Random Forest Classifier Model Accuracy: 0.9587405


In [15]:
# Make and save testing predictions with the saved logistic regression model using the test data


# Review the predictions
# Make predictions on the test data using the logistic regression model
test_predictions_logistic = logistic_model.predict(X_test_scaled)

# Save the predictions to a DataFrame
predictions_logistic_df = pd.DataFrame({'Actual': y_test, 'Predicted_Logistic': test_predictions_logistic})

# Display the predictions DataFrame
print(predictions_logistic_df.head())


      Actual  Predicted_Logistic
1351       1                   0
1687       1                   0
1297       1                   1
2101       0                   0
3920       0                   0


In [16]:
# Calculate the accuracy score by evaluating `y_test` vs. `testing_predictions`.
# Print the accuracy score of the Random Forest Classifier model
accuracy_rf = accuracy_score(y_test, y_pred_rf)
print(f"Random Forest Classifier Model Accuracy: {accuracy_rf:.7f}")

Random Forest Classifier Model Accuracy: 0.9587405


## Evaluate the Models

Which model performed better? How does that compare to your prediction? Write down your results and thoughts in the following markdown cell.

*Replace the text in this markdown cell with your answers to these questions.*

In [17]:
# Make predictions on the test data using the Random Forest Classifier model
test_predictions_rf = random_forest_model.predict(X_test_scaled)

# Calculate the accuracy score for Random Forest Classifier model
accuracy_rf = accuracy_score(y_test, test_predictions_rf)

# Print the accuracy score for both models
print(f"Logistic Regression Model Accuracy: {accuracy_logistic:.4f}")
print(f"Random Forest Classifier Model Accuracy: {accuracy_rf:.4f}")

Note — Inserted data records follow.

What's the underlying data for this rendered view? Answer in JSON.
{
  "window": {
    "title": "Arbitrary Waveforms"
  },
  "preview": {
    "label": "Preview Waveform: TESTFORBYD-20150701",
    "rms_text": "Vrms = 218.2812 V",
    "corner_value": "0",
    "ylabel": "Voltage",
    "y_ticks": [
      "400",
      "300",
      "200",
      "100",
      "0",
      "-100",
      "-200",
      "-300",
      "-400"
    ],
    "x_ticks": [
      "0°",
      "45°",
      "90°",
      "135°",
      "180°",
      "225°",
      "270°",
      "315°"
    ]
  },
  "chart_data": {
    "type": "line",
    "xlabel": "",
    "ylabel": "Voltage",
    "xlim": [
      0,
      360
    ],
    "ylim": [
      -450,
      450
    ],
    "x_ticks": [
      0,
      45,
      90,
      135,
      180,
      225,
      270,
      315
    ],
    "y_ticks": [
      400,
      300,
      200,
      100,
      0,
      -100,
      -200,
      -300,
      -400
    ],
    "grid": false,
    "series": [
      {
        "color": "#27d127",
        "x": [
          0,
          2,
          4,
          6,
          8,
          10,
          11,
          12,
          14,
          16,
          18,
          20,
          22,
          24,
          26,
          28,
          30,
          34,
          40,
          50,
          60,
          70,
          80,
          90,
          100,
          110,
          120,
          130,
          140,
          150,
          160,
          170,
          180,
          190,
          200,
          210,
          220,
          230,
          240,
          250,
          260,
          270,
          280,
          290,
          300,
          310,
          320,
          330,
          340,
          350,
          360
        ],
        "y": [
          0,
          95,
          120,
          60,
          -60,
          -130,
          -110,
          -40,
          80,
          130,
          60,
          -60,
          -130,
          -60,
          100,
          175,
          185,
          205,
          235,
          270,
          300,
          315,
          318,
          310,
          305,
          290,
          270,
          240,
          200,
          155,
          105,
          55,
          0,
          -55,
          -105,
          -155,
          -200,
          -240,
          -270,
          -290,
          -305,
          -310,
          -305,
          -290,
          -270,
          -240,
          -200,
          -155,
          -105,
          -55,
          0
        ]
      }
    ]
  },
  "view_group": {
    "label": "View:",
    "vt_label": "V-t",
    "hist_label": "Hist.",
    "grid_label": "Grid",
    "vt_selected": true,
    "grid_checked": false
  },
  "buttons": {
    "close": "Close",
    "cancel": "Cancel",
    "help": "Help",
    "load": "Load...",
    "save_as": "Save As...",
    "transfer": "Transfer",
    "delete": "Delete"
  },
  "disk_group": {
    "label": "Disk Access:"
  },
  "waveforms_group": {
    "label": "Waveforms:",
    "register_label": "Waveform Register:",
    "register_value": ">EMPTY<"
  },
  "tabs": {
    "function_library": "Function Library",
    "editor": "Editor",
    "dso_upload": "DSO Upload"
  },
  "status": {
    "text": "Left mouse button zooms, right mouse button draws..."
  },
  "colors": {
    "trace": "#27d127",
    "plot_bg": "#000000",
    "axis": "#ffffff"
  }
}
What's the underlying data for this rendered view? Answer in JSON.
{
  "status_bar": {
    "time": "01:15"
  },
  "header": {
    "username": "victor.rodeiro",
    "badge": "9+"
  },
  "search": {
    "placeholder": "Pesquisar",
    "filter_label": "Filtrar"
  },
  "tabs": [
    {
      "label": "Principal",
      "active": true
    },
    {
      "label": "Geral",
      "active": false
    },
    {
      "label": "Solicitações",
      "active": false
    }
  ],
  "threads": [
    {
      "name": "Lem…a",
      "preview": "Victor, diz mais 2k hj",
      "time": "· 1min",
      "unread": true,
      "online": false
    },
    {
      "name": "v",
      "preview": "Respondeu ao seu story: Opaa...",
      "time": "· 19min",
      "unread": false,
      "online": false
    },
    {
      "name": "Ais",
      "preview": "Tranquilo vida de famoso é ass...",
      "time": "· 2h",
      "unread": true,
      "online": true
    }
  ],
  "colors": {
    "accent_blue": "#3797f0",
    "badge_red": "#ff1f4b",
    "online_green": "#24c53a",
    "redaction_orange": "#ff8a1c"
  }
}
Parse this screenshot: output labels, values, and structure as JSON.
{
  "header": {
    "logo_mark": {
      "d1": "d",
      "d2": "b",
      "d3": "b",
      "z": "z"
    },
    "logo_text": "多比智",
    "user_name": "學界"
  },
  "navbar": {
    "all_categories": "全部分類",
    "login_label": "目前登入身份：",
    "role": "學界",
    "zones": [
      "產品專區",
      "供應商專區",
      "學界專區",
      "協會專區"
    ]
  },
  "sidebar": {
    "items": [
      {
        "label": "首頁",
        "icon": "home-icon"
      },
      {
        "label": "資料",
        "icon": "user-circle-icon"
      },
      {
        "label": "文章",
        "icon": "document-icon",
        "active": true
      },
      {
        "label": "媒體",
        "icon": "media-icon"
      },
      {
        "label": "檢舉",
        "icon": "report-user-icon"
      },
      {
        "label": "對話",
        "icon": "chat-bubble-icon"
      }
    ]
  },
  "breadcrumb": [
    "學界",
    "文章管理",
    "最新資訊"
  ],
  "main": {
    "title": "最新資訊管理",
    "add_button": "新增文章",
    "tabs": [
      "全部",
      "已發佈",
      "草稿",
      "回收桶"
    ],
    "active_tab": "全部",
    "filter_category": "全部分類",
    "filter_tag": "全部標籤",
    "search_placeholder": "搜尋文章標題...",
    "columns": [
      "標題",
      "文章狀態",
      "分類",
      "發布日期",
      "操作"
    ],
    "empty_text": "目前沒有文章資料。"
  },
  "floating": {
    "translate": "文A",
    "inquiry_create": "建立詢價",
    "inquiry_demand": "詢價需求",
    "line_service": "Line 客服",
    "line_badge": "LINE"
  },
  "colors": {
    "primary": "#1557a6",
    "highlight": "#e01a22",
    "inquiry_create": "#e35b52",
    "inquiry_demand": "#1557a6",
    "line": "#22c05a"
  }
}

Logistic Regression Model Accuracy: 0.9273
Random Forest Classifier Model Accuracy: 0.9587


The models were evaluated as follows:
Logistic Regression Model Accuracy: 92.73%
Random Forest Classifier Model Accuracy: 95.87%
The Random Forest Classifier outperformed the Logistic Regression model in terms of accuracy, achieving a higher accuracy score. This result aligns with the common expectation that Random Forests can be more effective, especially when dealing with complex or non-linear relationships in the data.

My prediction that the Random Forest model would perform better was accurate, reflecting the versatility and robustness of Random Forests in handling a variety of datasets. It's crucial to assess different models to choose the one that best suits the characteristics of the data at hand.